Cheguei a pensar em fazer um balanço mas seria demasiado exaustivo e, se há coisas que vale a pena recordar, outras o melhor é nem nos lembrarmos delas. Que a vida comece hoje e que a sorte me entre pela porta adentro, são os meus votos. A quem quer que leia isto e tenha esse poder, pode começar pelo retorno, acrescido de seis zeros, do meu mais recente investimento na Santa Casa da Misericórdia. Obrigadinha, sim?

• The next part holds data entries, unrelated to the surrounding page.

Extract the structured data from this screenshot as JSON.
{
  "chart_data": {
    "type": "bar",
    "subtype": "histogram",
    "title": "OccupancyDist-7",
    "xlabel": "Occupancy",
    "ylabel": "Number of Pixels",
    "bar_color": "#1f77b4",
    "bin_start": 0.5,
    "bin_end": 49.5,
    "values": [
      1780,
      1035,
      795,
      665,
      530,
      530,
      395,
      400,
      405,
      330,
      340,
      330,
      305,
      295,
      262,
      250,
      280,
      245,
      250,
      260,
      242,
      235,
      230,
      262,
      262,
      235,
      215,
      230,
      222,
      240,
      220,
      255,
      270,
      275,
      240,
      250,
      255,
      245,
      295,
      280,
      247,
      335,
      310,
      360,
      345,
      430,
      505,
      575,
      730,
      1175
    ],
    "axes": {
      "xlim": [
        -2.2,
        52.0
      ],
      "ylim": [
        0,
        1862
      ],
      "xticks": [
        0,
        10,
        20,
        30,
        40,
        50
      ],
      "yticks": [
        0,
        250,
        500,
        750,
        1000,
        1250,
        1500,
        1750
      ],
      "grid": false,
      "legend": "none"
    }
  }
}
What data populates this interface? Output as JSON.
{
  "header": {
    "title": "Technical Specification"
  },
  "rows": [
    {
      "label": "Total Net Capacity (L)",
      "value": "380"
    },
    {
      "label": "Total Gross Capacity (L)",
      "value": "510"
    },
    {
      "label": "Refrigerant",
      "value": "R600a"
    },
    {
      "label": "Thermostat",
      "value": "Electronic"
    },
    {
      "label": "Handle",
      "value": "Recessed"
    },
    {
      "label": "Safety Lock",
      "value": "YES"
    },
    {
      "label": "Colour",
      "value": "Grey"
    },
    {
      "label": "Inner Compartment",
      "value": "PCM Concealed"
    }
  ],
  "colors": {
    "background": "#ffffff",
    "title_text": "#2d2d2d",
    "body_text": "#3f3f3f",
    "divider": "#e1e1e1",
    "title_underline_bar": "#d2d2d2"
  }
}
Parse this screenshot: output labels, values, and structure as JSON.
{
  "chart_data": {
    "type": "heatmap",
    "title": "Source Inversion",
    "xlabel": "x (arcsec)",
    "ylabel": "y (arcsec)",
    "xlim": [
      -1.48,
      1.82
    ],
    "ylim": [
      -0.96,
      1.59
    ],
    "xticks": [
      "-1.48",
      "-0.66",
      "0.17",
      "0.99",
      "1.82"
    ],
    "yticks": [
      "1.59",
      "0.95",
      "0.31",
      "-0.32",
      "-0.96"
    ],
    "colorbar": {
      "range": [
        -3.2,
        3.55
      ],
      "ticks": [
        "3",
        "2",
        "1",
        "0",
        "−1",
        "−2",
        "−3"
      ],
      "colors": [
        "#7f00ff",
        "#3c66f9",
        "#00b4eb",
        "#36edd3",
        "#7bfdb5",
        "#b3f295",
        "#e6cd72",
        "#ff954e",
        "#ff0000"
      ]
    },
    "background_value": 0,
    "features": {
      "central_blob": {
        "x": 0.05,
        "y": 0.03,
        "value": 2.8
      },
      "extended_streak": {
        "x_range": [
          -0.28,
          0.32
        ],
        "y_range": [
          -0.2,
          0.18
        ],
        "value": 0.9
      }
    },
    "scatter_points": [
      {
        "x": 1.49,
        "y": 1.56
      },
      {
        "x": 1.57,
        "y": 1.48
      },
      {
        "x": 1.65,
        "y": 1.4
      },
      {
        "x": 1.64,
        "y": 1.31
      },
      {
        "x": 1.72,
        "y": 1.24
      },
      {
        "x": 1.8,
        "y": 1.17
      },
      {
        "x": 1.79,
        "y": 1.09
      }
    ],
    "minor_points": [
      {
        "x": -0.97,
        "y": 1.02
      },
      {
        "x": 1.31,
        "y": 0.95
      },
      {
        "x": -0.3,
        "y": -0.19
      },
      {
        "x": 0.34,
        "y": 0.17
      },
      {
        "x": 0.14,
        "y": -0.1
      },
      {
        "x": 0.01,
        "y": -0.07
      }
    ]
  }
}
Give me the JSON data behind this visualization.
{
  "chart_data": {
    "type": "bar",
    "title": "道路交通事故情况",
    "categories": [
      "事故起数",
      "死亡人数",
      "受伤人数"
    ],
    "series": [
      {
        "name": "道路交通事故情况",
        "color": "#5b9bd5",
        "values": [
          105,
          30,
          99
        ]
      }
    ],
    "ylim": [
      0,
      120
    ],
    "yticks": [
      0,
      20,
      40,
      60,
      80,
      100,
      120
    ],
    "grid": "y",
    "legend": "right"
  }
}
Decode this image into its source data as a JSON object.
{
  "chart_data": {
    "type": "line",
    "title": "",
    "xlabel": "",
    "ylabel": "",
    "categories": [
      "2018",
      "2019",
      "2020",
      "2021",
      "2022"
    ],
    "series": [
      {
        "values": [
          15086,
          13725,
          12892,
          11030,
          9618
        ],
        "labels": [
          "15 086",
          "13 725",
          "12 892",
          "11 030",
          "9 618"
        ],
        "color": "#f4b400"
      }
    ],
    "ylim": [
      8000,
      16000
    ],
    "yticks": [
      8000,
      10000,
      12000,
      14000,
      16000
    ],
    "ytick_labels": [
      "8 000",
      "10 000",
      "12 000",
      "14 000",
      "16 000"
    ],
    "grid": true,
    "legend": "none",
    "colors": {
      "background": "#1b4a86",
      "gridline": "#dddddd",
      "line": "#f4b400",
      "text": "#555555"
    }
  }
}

terça-feira, 25 de maio de 2010

O mundo dos ricos e dos poderosos

Organizámos, a minha sócia e eu, uma Colónia de Férias para os meses de Julho e Agosto. O programa é ambicioso. Decidimos que não nos limitaríamos a levar as crianças à praia e a fechá-las uma tarde inteira entre as mesmas paredes, por isso levá-las-emos a todos os lugares possíveis: parques; museus; espaços de divertimento e de faz-de-conta...
A organização está feita. E bem feita. O problema agora é como passar a mensagem. Sem dinheiro para anúncios televisivos ou mesmo radiofónicos, valemo-nos dos nossos braços e da nossa imaginação. Temos consciência que o programa que elaborámos ultrapassa os bolsos da maioria dos pais dos meninos que frequentam o nosso Centro, pelo que se impõe chegar perto dos mais abastados.
Como diz Eulália Barros num texto que li há pouco tempo, eu ainda não vivi tudo mas já tenho muita coisa para contar e posso afirmar que há poucos mundos que me são estranhos. Continuo, no entanto, a ser uma pessoa voluntariosa e a acreditar que não me caem os pergaminhos na lama quando me movo de cima para baixo. Decidi, portanto, munir-me de alguns folhetos e plantar-me à porta de um dos mais conceituados colégios lisboetas, alguns minutos antes das oito da manhã.
Não foi apenas a chuva, que em protesto caiu copiosamente, que me fez desistir, foi um certo agravamento de humilhação que ela trouxe consigo. É que uma coisa é receber olhares de alto e «não obrigado, os meus filhos vão para a Colónia XPTO», com o sol a brilhar; outra é recebê-los de guarda-chuva na mão debaixo de um quase dilúvio.
E assim, a minha ideia de que há gente a quem faria, talvez, algum bem, cair do pedestal, saiu reforçada.
Mais tarde, junto à hora de almoço, uma simpática professora incentivou-me a ir falar com a directora do dito colégio. «Diga que vai da minha parte». E fui. E disse. Bem recomendada, claro que fui recebida mas a resposta foi não. Não. Apesar de fecharem em Agosto; apesar de não terem Colónia de Férias, cumprem escrupulosamente um princípio ancestral: Não divulgar internamente nada que não seja da sua própria lavra. «Bem vê», dizia-me a honorável directora, simpática sem dúvida, «não podemos abrir nenhuma excepção porque se o fizéssemos a si, teríamos de o fazer a toda a gente que nos bate à porta.» Compreendo. Compreendo que quando a escolha é entre o sim e o não, é porque o critério anda pelas ruas da amargura; e compreendo que um estabelecimento que está garantido; que existe há anos com um prestigio inabalável e que, mesmo nos tempos que correm, não corre riscos nenhuns, quando se recusa a divulgar internamente seja o que for que parta de terceiros, sem sequer tentar averiguar da validade, seriedade e competência desses terceiros, na verdade o que está a fazer é a fechar portas, a negar ajudas, a ser sovina, elitista e tudo aquilo que é contrário à política que a família que o gere apregoa e que o nome que tem defende. Ser moderno é ser aberto. Ser socialista é ser do povo, é apoiar os mais fracos, é dar força a quem precisa. Ou deveria ser...
Portanto, e mais uma vez, estamos por nossa conta e risco neste mundo do salve-se quem puder.
E como derrubar não é vencer, amanhã estarei, provavelmente, a pregar numa outra freguesia.